< Stories of Resilience

A hostile asylum system calls for resilient solutions

Finding people safe homes during the pandemic leads to a national plan to tackle homelessness and destitution across Scotland.

In the refugee and asylum support sector, the word resilience comes up a lot. 

When we think of resilience we think of progress, moving forward with new skills, learning from mistakes with new information, and new relationships. But often it’s also used to minimise the lived experience of people working through trauma or crisis. 

Resilience is sometimes used to mask the true problem.

As if perseverance was enough to tackle systemic problems. Throughout the Covid-19 pandemic we experienced many moments of resilience but also sharp moments of realisation and frustration. 

We already knew that our night shelter was not good enough to support people in Glasgow facing destitution during the asylum process. But while the Home Office was forcing more and more people into dangerous survival decisions, we just didn’t have the means to change our setup. 

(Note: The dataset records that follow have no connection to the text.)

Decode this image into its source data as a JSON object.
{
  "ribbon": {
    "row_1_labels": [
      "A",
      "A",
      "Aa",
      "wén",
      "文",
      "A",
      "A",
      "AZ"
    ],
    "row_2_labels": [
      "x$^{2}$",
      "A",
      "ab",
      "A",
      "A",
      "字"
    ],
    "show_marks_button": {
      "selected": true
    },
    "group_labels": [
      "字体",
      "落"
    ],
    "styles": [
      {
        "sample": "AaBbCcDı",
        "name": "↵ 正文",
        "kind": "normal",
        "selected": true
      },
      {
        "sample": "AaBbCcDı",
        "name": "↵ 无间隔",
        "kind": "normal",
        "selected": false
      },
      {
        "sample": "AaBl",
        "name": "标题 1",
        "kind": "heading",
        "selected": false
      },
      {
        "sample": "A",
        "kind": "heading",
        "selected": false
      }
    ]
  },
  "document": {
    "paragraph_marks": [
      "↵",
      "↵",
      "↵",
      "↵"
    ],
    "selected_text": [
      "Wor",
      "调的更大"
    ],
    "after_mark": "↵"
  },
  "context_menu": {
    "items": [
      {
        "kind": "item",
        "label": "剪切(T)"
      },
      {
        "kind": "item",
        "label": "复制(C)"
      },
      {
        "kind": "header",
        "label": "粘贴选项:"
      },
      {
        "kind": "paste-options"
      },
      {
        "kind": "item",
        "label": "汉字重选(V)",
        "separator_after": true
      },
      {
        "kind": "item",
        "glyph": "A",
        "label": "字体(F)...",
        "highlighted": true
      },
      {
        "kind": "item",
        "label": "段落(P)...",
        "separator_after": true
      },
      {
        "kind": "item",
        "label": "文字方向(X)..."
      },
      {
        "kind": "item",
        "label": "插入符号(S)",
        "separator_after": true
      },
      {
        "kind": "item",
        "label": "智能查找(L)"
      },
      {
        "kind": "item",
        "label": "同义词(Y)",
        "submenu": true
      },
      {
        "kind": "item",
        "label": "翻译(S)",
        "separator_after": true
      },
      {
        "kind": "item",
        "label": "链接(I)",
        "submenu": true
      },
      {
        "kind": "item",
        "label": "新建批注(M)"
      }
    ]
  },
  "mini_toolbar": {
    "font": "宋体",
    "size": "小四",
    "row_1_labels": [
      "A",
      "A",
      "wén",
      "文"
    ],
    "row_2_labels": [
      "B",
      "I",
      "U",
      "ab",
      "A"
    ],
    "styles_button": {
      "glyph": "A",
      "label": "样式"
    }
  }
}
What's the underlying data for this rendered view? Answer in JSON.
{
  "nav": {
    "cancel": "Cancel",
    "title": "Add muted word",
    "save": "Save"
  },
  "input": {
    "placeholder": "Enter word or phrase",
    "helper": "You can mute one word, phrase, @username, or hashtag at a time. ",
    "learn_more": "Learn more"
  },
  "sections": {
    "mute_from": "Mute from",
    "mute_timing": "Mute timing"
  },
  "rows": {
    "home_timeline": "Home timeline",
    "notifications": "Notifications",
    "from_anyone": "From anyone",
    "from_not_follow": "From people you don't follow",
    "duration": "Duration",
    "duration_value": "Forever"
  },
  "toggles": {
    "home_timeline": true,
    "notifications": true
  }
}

Then, in January 2020, we reached a new agreement with a housing association enabling us to open a 24/7 centre with safe, private, dignified accommodation, hot meals, and space for socialising. 

Thrilled with the prospect of expanding our services, we got to work thinking we had time to get more funding to make the move sustainably.

But by February, we noticed the rising threat of Covid-19. When the handwashing guidance came out in early March we knew we needed to move quickly. For our guests, this small change was a huge problem. 

Image credit: Roshi Rouzbehani


You can’t wash your hands when public spaces are closed.

You can’t distance in a dormitory. You can’t stay at home if the place you stay is closed during the day. We needed to act quickly. 

With support from our Board and our tireless team, we found 25 hotel rooms to house our current guests within 36 hours. Two days later we had two full floors with 48 guests. They included people from our waiting list and others who had previously been forced to make what can best be described as survival decisions.

With casual spaces and informal accommodation locking down, this invisible population became visible.

The Scottish Government decided to help fund what we thought would be a short term intervention. 

This intervention went beyond accommodation: we provided a 24/7 holistic service that helped connect our guests with legal and mental health services, get them online and talking to friends and family, and more. From 23rd March until 1st December 2020, we accommodated and supported 177 people.

And we, like other homelessness organisations, noticed that rough sleeping had almost disappeared from the city.

It was clear that this was our moment to forge stronger bonds of partnership and prevent a rollback to the way things were.

Scotland can only solve homelessness in the long term by supporting people whose status is ‘no recourse to public funds’. All too often they, along with refugees and people seeking asylum, are an afterthought - marginalised further because they have informal or unstable accommodation. 

We knew that to make our community a priority, people needed to start talk solutions. 

We joined the Everyone Home collective, which now includes 34+ organisations founded to protect this progress and change the system permanently. 

Together, we developed Fair Way Scotland — a new system and service response to end homelessness and destitution in Scotland by creating a fair way forward. That way, people with no rights to housing, benefits or local authority support because of UK policy, will have a safe place to stay and access to essentials, support, and advice while they work out their next steps. 

These connections and relationships have fuelled our resilience over the past year.

Our community had been broadly ignored and is now squarely in the plans to prevent and end homelessness. 

These partnerships give us strength, community, and scope for collective action. There is now a national commitment to end night shelters and a route map to prevent a rollback. 

Safe in Scotland fully transitioned to our new space in December 2020 and can now offer 17 guests immediate access to dignified private accommodation; time, space and support to explore their rights; and services to improve their wellbeing. 

Image credit: Roshi Rouzbehani


We see a future where everyone has personal access to food, medicine, sanitary and washing facilities;

a personal digital device to stay in touch with social networks and services, with access to electricity to charge devices; and specialist advice, advocacy, and support which is relevant to their circumstances. 

With our partners, we hope to replicate this by adding individual and small shared flats to the mix so that we can be truly person-centred.

We see a future where we don’t need to exist.

The causes of homelessness are structural. The answers are too. Working together, we will design-out destitution from the refugee experience in Scotland.